Seguro que todos vosotros habéis presenciado esta historia. Un niño insoportable en el cine o en cualquier lugar, no para de gritar y de saltar por las butacas. Los padres prácticamente no les hacen ni caso, hasta que se dan cuenta que todo el cine les está mirando. Entonces piensan que tienen que hacer algo y le dicen al niño “si te portas bien te doy una chocolatina“. El niño no hace ni caso claro. Pero el padre se levanta, va al bar del cine y le compra alguna chuchería. Le vuelve a repetir el “si te portas bien te doy una chocolatina“. El niño le mira como si no hubiera roto un plato en su vida y el padre le da la chuchería. Ahora llega lo bueno, el niño se está quieto durante diez minutos, lo que le dura la chocolatina, y después empieza a portarse igual.

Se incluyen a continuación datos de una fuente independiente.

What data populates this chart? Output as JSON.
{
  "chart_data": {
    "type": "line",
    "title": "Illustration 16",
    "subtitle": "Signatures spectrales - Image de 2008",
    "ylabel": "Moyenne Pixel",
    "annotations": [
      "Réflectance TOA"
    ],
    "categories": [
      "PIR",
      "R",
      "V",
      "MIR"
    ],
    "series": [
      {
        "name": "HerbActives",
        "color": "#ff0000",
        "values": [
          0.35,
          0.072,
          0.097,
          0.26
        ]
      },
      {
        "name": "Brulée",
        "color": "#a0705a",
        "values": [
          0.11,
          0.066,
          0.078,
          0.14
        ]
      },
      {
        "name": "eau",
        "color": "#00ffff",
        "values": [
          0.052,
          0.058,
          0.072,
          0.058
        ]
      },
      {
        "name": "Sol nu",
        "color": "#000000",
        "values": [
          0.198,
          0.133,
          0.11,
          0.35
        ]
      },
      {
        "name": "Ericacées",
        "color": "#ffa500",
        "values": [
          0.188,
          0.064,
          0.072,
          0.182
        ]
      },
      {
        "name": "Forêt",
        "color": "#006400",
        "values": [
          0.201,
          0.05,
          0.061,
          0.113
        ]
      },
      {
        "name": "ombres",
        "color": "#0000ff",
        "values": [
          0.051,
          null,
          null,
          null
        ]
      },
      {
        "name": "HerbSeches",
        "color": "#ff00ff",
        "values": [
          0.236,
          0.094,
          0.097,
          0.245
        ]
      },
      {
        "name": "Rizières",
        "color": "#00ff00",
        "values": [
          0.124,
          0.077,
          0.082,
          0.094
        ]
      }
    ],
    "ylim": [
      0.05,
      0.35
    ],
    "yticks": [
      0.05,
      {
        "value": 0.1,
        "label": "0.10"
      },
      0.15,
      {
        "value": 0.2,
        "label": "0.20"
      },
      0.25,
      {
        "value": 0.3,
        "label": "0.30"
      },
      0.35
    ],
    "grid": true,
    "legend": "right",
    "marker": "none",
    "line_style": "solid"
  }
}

¿Qué ha sucedido? Que el niño se porta mal, y el adulto para que se porte bien le da un premio. Eso piensan la mayoría de padres, pero en realidad lo que ha pasado es que el niño se ha portado mal y el padre le ha dado un premio por portarse mal. Porque lo que aprende el niño es que si quiere algo debe portarse mal, así vendrá corriendo su padre con una golosina (el premio).

El padre también aprende algo, que si le da una golosina se está quieto diez minutos. Una cosa que no es lo que en realidad quiere, lo que le gustaría al padre es que siempre se portará bien. Pero ésto, como podéis deducir, es imposible siguiendo este guión. Poco a poco se va haciendo un círculo vicioso donde el niño busca su premio portándose mal y el padre su respiro de diez minutos dándole una golosina a su hijo.

¿Qué habría que hacer para romper este círculo? Pues lo evidente, no premiar la mala conducta y sí la buena. Sólo dar golosinas cuando se porte bien. Pero entonces, ¿Por qué es tan difícil ésto si parece tan evidente? Por el premio que reciben los padres. Los padres quieren que su hijo se porte bien, pero sólo lo valoran en comparación cuando se porta mal. Cuando el hijo se porta bien por ellos solos no se dan cuenta y no son capaces de premiarlo, en cambio cuando se porta mal si se dan cuenta y creen que premian el portarse bien cuando lo que hacen es premiar el portarse mal.

Otra cosa que se puede hacer es no premiar cuando se portan mal. Ésto es bastante difícil porque el niño tiene muy interiorizado el portarse mal con el premio, y seguramente se producirá lo que se conoce como explosión de conducta. Hará mas extrema la conducta que habitualmente le reportaba premios. Así que empezará a portarse realmente mal, y aquí entra el aguante de los padres que no pueden ceder, porque si ceden durante una explosión será más difícil erradicar esa conducta.